Revert r326937 "[OpenCL] Remove block invoke function from emitted block literal struct"

This reverts r326937 as it broke block argument handling in OpenCL.
See the discussion on https://reviews.llvm.org/D43783 .

The next commit will add a test case that revealed the issue.

llvm-svn: 343582
diff --git a/clang/lib/CodeGen/CGBlocks.cpp b/clang/lib/CodeGen/CGBlocks.cpp
index 7230e4e..c2e5f1a 100644
--- a/clang/lib/CodeGen/CGBlocks.cpp
+++ b/clang/lib/CodeGen/CGBlocks.cpp
@@ -446,12 +446,25 @@
 
   assert(elementTypes.empty());
   if (CGM.getLangOpts().OpenCL) {
-    // The header is basically 'struct { int; int;
+    // The header is basically 'struct { int; int; generic void *;
     // custom_fields; }'. Assert that struct is packed.
+    auto GenericAS =
+        CGM.getContext().getTargetAddressSpace(LangAS::opencl_generic);
+    auto GenPtrAlign =
+        CharUnits::fromQuantity(CGM.getTarget().getPointerAlign(GenericAS) / 8);
+    auto GenPtrSize =
+        CharUnits::fromQuantity(CGM.getTarget().getPointerWidth(GenericAS) / 8);
+    assert(CGM.getIntSize() <= GenPtrSize);
+    assert(CGM.getIntAlign() <= GenPtrAlign);
+    assert((2 * CGM.getIntSize()).isMultipleOf(GenPtrAlign));
     elementTypes.push_back(CGM.IntTy); /* total size */
     elementTypes.push_back(CGM.IntTy); /* align */
-    unsigned Offset = 2 * CGM.getIntSize().getQuantity();
-    unsigned BlockAlign = CGM.getIntAlign().getQuantity();
+    elementTypes.push_back(
+        CGM.getOpenCLRuntime()
+            .getGenericVoidPointerType()); /* invoke function */
+    unsigned Offset =
+        2 * CGM.getIntSize().getQuantity() + GenPtrSize.getQuantity();
+    unsigned BlockAlign = GenPtrAlign.getQuantity();
     if (auto *Helper =
             CGM.getTargetCodeGenInfo().getTargetOpenCLBlockHelper()) {
       for (auto I : Helper->getCustomFieldTypes()) /* custom fields */ {
@@ -906,12 +919,20 @@
 
 llvm::Value *CodeGenFunction::EmitBlockLiteral(const CGBlockInfo &blockInfo) {
   bool IsOpenCL = CGM.getContext().getLangOpts().OpenCL;
+  auto GenVoidPtrTy =
+      IsOpenCL ? CGM.getOpenCLRuntime().getGenericVoidPointerType() : VoidPtrTy;
+  LangAS GenVoidPtrAddr = IsOpenCL ? LangAS::opencl_generic : LangAS::Default;
+  auto GenVoidPtrSize = CharUnits::fromQuantity(
+      CGM.getTarget().getPointerWidth(
+          CGM.getContext().getTargetAddressSpace(GenVoidPtrAddr)) /
+      8);
   // Using the computed layout, generate the actual block function.
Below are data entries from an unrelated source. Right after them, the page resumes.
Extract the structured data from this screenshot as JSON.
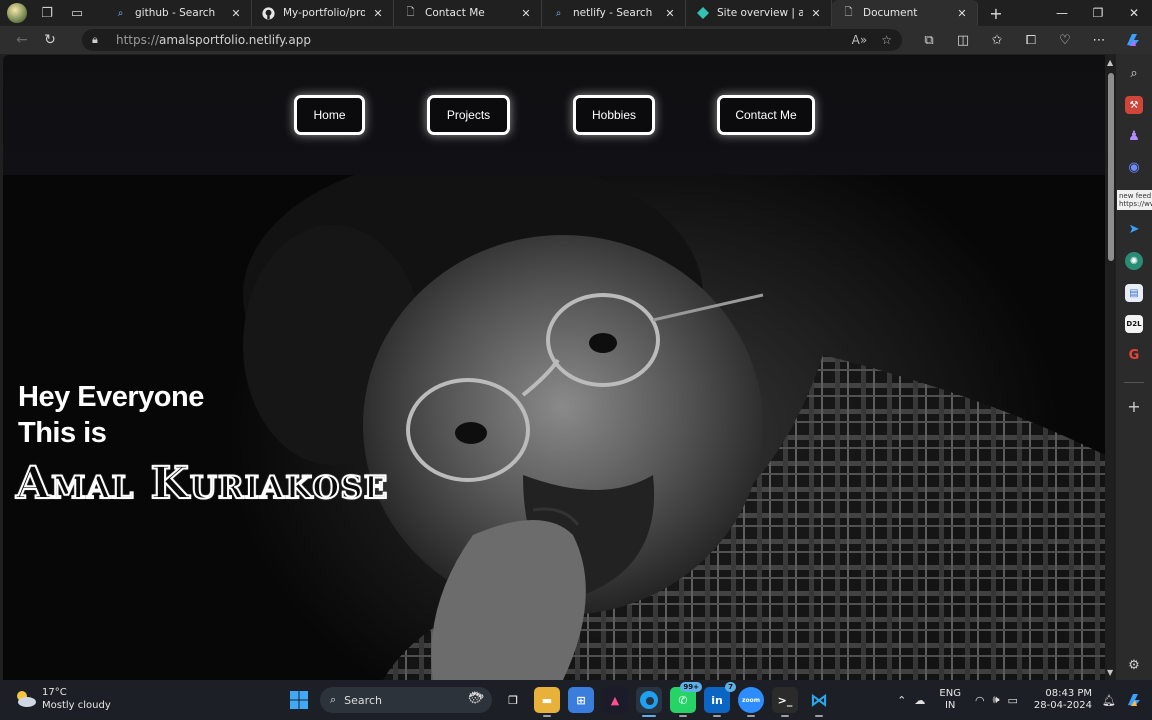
{
  "browser": {
    "tabs": [
      {
        "title": "github - Search",
        "favicon": "bing-search-icon",
        "active": false
      },
      {
        "title": "My-portfolio/projects.h",
        "favicon": "github-icon",
        "active": false
      },
      {
        "title": "Contact Me",
        "favicon": "document-icon",
        "active": false
      },
      {
        "title": "netlify - Search",
        "favicon": "bing-search-icon",
        "active": false
      },
      {
        "title": "Site overview | amalsp",
        "favicon": "netlify-icon",
        "active": false
      },
      {
        "title": "Document",
        "favicon": "document-icon",
        "active": true
      }
    ],
    "url_scheme": "https://",
    "url_host": "amalsportfolio.netlify.app"
  },
  "site": {
    "nav": [
      {
        "label": "Home"
      },
      {
        "label": "Projects"
      },
      {
        "label": "Hobbies"
      },
      {
        "label": "Contact Me"
      }
    ],
    "greeting_line1": "Hey Everyone",
    "greeting_line2": "This is",
    "name": "Amal Kuriakose"
  },
  "edge_sidebar": {
    "tooltip_line1": "new feed",
    "tooltip_line2": "https://ww",
    "d2l_label": "D2L"
  },
  "taskbar": {
    "temperature": "17°C",
    "weather": "Mostly cloudy",
    "search_label": "Search",
    "whatsapp_badge": "99+",
    "linkedin_badge": "7",
    "lang_line1": "ENG",
    "lang_line2": "IN",
    "time": "08:43 PM",
    "date": "28-04-2024"
  },
  "colors": {
    "page_bg": "#0a0a0b",
    "nav_border": "#ffffff",
    "taskbar_bg": "#1c2026",
    "browser_chrome": "#202020"
  }
}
   bool isLambdaConv = blockInfo.getBlockDecl()->isConversionFromLambda();
   CodeGenFunction BlockCGF{CGM, true};
   BlockCGF.SanOpts = SanOpts;
   auto *InvokeFn = BlockCGF.GenerateBlockFunction(
       CurGD, blockInfo, LocalDeclMap, isLambdaConv, blockInfo.CanBeGlobal);
+  auto *blockFn = llvm::ConstantExpr::getPointerCast(InvokeFn, GenVoidPtrTy);
 
   // If there is nothing to capture, we can emit this as a global block.
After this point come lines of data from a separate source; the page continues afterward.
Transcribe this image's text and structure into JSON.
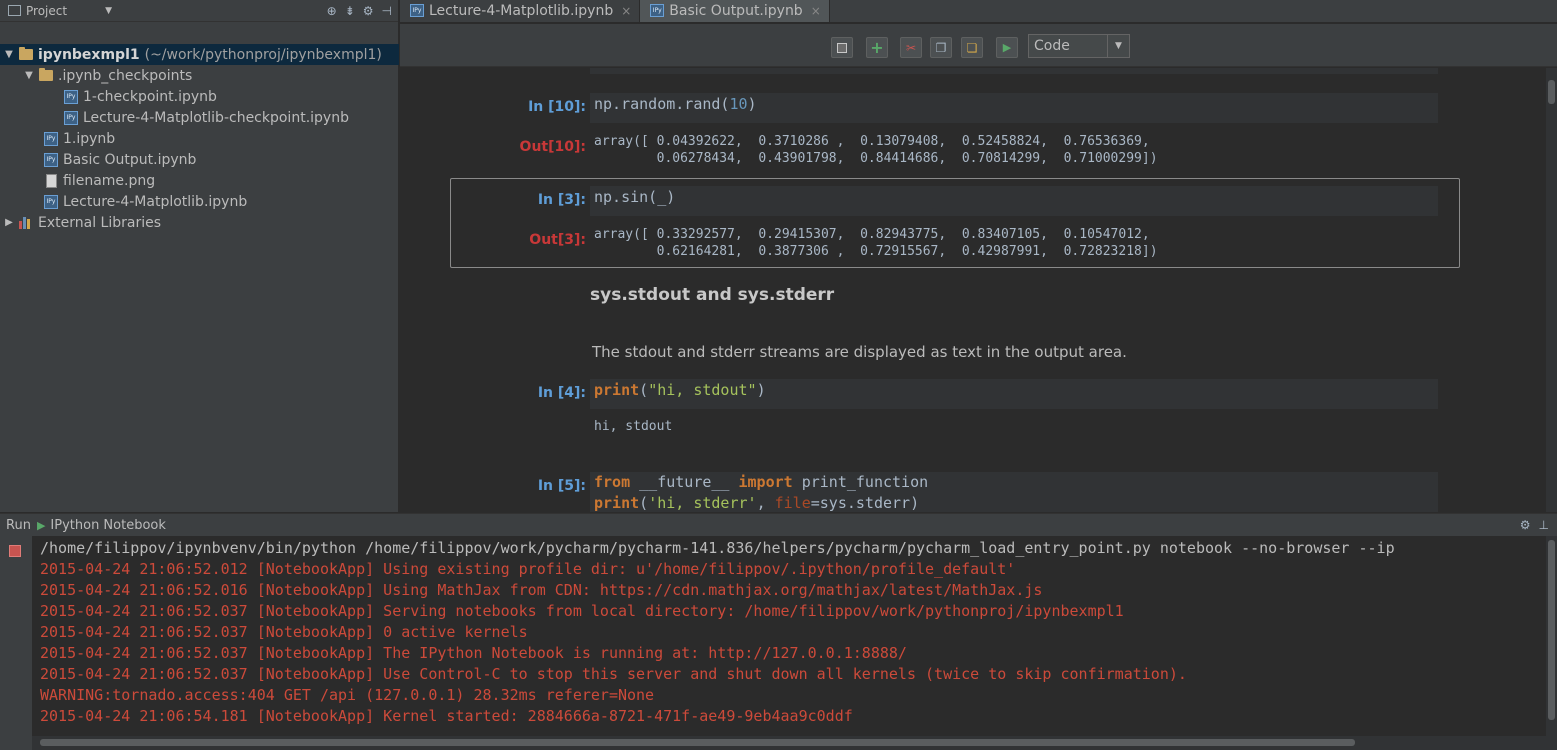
{
  "project_panel": {
    "header_label": "Project",
    "tree": [
      {
        "label": "ipynbexmpl1",
        "suffix": "(~/work/pythonproj/ipynbexmpl1)",
        "kind": "folder",
        "level": 0,
        "expanded": true,
        "selected": true,
        "bold": true
      },
      {
        "label": ".ipynb_checkpoints",
        "kind": "folder",
        "level": 1,
        "expanded": true
      },
      {
        "label": "1-checkpoint.ipynb",
        "kind": "notebook",
        "level": 2
      },
      {
        "label": "Lecture-4-Matplotlib-checkpoint.ipynb",
        "kind": "notebook",
        "level": 2
      },
      {
        "label": "1.ipynb",
        "kind": "notebook",
        "level": 1
      },
      {
        "label": "Basic Output.ipynb",
        "kind": "notebook",
        "level": 1
      },
      {
        "label": "filename.png",
        "kind": "image",
        "level": 1
      },
      {
        "label": "Lecture-4-Matplotlib.ipynb",
        "kind": "notebook",
        "level": 1
      },
      {
        "label": "External Libraries",
        "kind": "libraries",
        "level": 0,
        "expanded": false
      }
    ]
  },
  "tabs": [
    {
      "label": "Lecture-4-Matplotlib.ipynb",
      "active": false
    },
    {
      "label": "Basic Output.ipynb",
      "active": true
    }
  ],
  "toolbar": {
    "icons": [
      "save-icon",
      "add-cell-icon",
      "cut-icon",
      "copy-icon",
      "paste-icon",
      "run-icon"
    ],
    "cell_type": "Code"
  },
  "notebook": {
    "cell10": {
      "in_prompt": "In [10]:",
      "code": "np.random.rand(10)",
      "out_prompt": "Out[10]:",
      "output": "array([ 0.04392622,  0.3710286 ,  0.13079408,  0.52458824,  0.76536369,\n        0.06278434,  0.43901798,  0.84414686,  0.70814299,  0.71000299])"
    },
    "cell3": {
      "in_prompt": "In [3]:",
      "code": "np.sin(_)",
      "out_prompt": "Out[3]:",
      "output": "array([ 0.33292577,  0.29415307,  0.82943775,  0.83407105,  0.10547012,\n        0.62164281,  0.3877306 ,  0.72915567,  0.42987991,  0.72823218])"
    },
    "markdown": {
      "heading": "sys.stdout and sys.stderr",
      "text": "The stdout and stderr streams are displayed as text in the output area."
    },
    "cell4": {
      "in_prompt": "In [4]:",
      "code": "print(\"hi, stdout\")",
      "output": "hi, stdout"
    },
    "cell5": {
      "in_prompt": "In [5]:",
      "code_line1": "from __future__ import print_function",
      "code_line2": "print('hi, stderr', file=sys.stderr)"
    }
  },
  "run_panel": {
    "run_label": "Run",
    "config_name": "IPython Notebook",
    "lines": [
      "/home/filippov/ipynbvenv/bin/python /home/filippov/work/pycharm/pycharm-141.836/helpers/pycharm/pycharm_load_entry_point.py notebook --no-browser --ip",
      "2015-04-24 21:06:52.012 [NotebookApp] Using existing profile dir: u'/home/filippov/.ipython/profile_default'",
      "2015-04-24 21:06:52.016 [NotebookApp] Using MathJax from CDN: https://cdn.mathjax.org/mathjax/latest/MathJax.js",
      "2015-04-24 21:06:52.037 [NotebookApp] Serving notebooks from local directory: /home/filippov/work/pythonproj/ipynbexmpl1",
      "2015-04-24 21:06:52.037 [NotebookApp] 0 active kernels",
      "2015-04-24 21:06:52.037 [NotebookApp] The IPython Notebook is running at: http://127.0.0.1:8888/",
      "2015-04-24 21:06:52.037 [NotebookApp] Use Control-C to stop this server and shut down all kernels (twice to skip confirmation).",
      "WARNING:tornado.access:404 GET /api (127.0.0.1) 28.32ms referer=None",
      "2015-04-24 21:06:54.181 [NotebookApp] Kernel started: 2884666a-8721-471f-ae49-9eb4aa9c0ddf"
    ]
  },
  "colors": {
    "prompt_in": "#5f9ed8",
    "prompt_out": "#c83838",
    "console_error": "#cc4a3a",
    "keyword": "#cc7832",
    "string": "#a5c25c"
  }
}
   if (blockInfo.CanBeGlobal)
@@ -987,12 +1008,11 @@
           llvm::ConstantInt::get(IntTy, blockInfo.BlockAlign.getQuantity()),
           getIntSize(), "block.align");
     }
-    if (!IsOpenCL) {
-      addHeaderField(llvm::ConstantExpr::getBitCast(InvokeFn, VoidPtrTy),
-                     getPointerSize(), "block.invoke");
+    addHeaderField(blockFn, GenVoidPtrSize, "block.invoke");
+    if (!IsOpenCL)
       addHeaderField(descriptor, getPointerSize(), "block.descriptor");
-    } else if (auto *Helper =
-                   CGM.getTargetCodeGenInfo().getTargetOpenCLBlockHelper()) {
+    else if (auto *Helper =
+                 CGM.getTargetCodeGenInfo().getTargetOpenCLBlockHelper()) {
       for (auto I : Helper->getCustomFieldValues(*this, blockInfo)) {
         addHeaderField(
             I.first,
@@ -1196,23 +1216,38 @@
 }
 
 llvm::Type *CodeGenModule::getGenericBlockLiteralType() {
-  assert(!getLangOpts().OpenCL && "OpenCL does not need this");
-
   if (GenericBlockLiteralType)
     return GenericBlockLiteralType;
 
   llvm::Type *BlockDescPtrTy = getBlockDescriptorType();
 
-  // struct __block_literal_generic {
-  //   void *__isa;
-  //   int __flags;
-  //   int __reserved;
-  //   void (*__invoke)(void *);
-  //   struct __block_descriptor *__descriptor;
-  // };
-  GenericBlockLiteralType =
-      llvm::StructType::create("struct.__block_literal_generic", VoidPtrTy,
-                               IntTy, IntTy, VoidPtrTy, BlockDescPtrTy);
+  if (getLangOpts().OpenCL) {
+    // struct __opencl_block_literal_generic {
+    //   int __size;
+    //   int __align;
+    //   __generic void *__invoke;
+    //   /* custom fields */
+    // };
+    SmallVector<llvm::Type *, 8> StructFields(
+        {IntTy, IntTy, getOpenCLRuntime().getGenericVoidPointerType()});
+    if (auto *Helper = getTargetCodeGenInfo().getTargetOpenCLBlockHelper()) {
+      for (auto I : Helper->getCustomFieldTypes())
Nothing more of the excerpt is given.